By Jack Satchell, Film Producer 9 Aug 2021
Discrimination, Institutions
Credit: EachOther

EachOther is really excited to announce not just a new film – but a whole new format – Spaces of Human Rights — a new series of videos looking at the different spaces where human rights have been or might be debated, fought for and forged. 

Human rights’  spaces can be anywhere; physical, digital, large, or small and, as this series will demonstrate, every single one is significant.  We’re going to be using the series to consider a range of places, physical and conceptual we might look at, from parliamentary buildings, or LGBTQIA+ bookstores, online platforms, to streets where famous protests have taken place. 

Our aim with this series is to uncover the real world places that have had an impact on, or  been impacted by, human rights. Easily seen as distant legal concepts that don’t affect our daily lives, human rights in fact permeate every aspect of our society – and we want to show you some of the key spaces important in shaping human rights’ past, present and future. Some spaces may be obvious, but some you may not have considered, which is what will make this series particularly insightful.

In this first episode of Spaces of Human Rights, we take a look at the role a channel like Twitter might play in the expansion of human rights. We explore for example  how social media sites have been instrumental in many recent human rights movements like #BlackLivesMatter and #MeToo. Yet alongside this, we also consider how digital platforms can lack nuance and urgency in tackling the problems their channels enable. We look at how important issues might be reduced to digestible morsels instead, along with easy access for trolls to abuse vulnerable people.

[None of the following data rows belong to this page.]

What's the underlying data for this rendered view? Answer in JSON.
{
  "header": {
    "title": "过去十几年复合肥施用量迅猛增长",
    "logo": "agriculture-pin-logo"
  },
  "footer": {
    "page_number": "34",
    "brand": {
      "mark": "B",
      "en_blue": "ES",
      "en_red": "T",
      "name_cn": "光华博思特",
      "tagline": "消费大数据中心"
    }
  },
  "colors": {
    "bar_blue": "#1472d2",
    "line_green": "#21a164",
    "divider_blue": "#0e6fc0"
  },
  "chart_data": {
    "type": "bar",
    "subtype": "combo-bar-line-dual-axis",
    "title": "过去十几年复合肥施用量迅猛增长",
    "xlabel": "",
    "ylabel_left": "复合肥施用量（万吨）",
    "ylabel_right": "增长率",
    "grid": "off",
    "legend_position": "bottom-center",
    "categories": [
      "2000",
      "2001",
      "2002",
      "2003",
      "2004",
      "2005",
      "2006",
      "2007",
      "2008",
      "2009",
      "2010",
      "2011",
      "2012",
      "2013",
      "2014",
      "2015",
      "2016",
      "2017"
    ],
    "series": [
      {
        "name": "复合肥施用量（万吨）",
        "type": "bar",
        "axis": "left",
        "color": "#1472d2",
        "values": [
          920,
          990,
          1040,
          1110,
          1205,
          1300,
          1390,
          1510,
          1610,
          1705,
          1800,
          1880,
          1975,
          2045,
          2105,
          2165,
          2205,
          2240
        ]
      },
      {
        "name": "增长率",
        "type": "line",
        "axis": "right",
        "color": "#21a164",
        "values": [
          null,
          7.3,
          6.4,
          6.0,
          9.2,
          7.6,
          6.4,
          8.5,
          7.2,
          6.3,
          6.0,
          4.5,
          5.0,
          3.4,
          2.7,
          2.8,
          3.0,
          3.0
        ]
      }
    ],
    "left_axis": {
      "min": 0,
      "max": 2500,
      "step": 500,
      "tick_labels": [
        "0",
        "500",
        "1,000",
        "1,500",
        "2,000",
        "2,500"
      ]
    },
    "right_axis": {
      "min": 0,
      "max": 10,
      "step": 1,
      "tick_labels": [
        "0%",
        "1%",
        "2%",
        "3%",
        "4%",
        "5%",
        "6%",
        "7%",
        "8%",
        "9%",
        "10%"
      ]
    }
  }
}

The film features Cara English, from trans-led charity Gendered Intelligence, and communications specialist Lee Pinkerton. Pinkerton works with Race on the Agenda, Runnymede Trust and the Black Training and Enterprise Group, an organisation that has brought up issues of microaggressions people of colour face online, and the under-reporting of incidents affecting black people, like the New Cross Fire back in 1981, that still happen today. 

Discussing their Twitter campaigns and the struggles of advocating for trans causes online, this film is rounded out by social anthropology professor Dr. Paula Uimonen, who provides some greater context on the rise of social media, our increasing dependence on it, and how it’s shaped our societies. 

EachOther is excited for you to join us as we embark on this journey.